EV’s Global Warming Campaign Director Darren Gladman said the threats would be minimised only through a serious reduction in greenhouse emissions, particularly a reduction in coal-fired power.

“Victoria is one of the worst greenhouse polluters in the world, per person, because we are reliant on brown coal, the most greenhouse polluting way to produce energy. If we are to reduce the threat of man-made global warming then we must reduce our dependency on fossil fuels,” he said.

“We must also reduce our energy use and source our power from renewable energies. If we don’t voluntarily adopt these measures now, global warming will force us to.”

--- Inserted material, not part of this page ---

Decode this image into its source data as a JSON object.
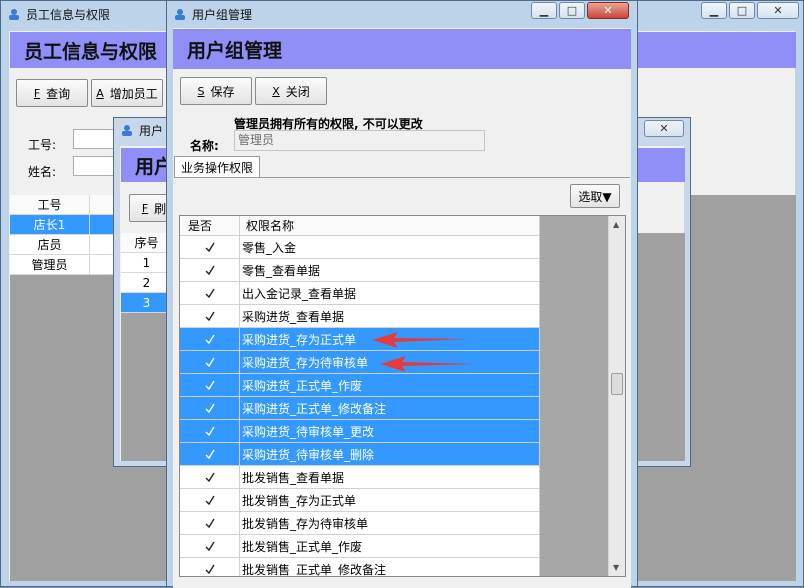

Healthy Rivers Campaign Director Dr Paul Sinclair said water use must be reduced.

“The paper shows Victoria’s weather will permanently change with more droughts and El Ninos. We therefore have no choice but to use water as wisely as possible,” he said.

Dr Sinclair said the costs to the community from global warming were enormous.

“Farmers, recreational and commercial fisherman, the tourism industry and even the average householder will all bear the costs – in heartache and in the back pocket.”

Mr Gladman said according to scientists if we don’t act swiftly in the next 10 to 15 years we have ruled out the option of stabilising emissions to below dangerous levels.

“In other words it will be too difficult and expensive for the next generation to fix. The fact is we are putting more emissions into the atmosphere than nature can take out.

“Because the intensity and pace of global warming is so large, it is a decades-long problem. But we can’t fix it by delaying. We must start now.”

The warnings outlined in the paper follow comments made by Britain’s Prime Minister Tony Blair comparing global warming to terrorism, and a report by the Pentagon that said climate change could bring the planet to the “edge of anarchy”.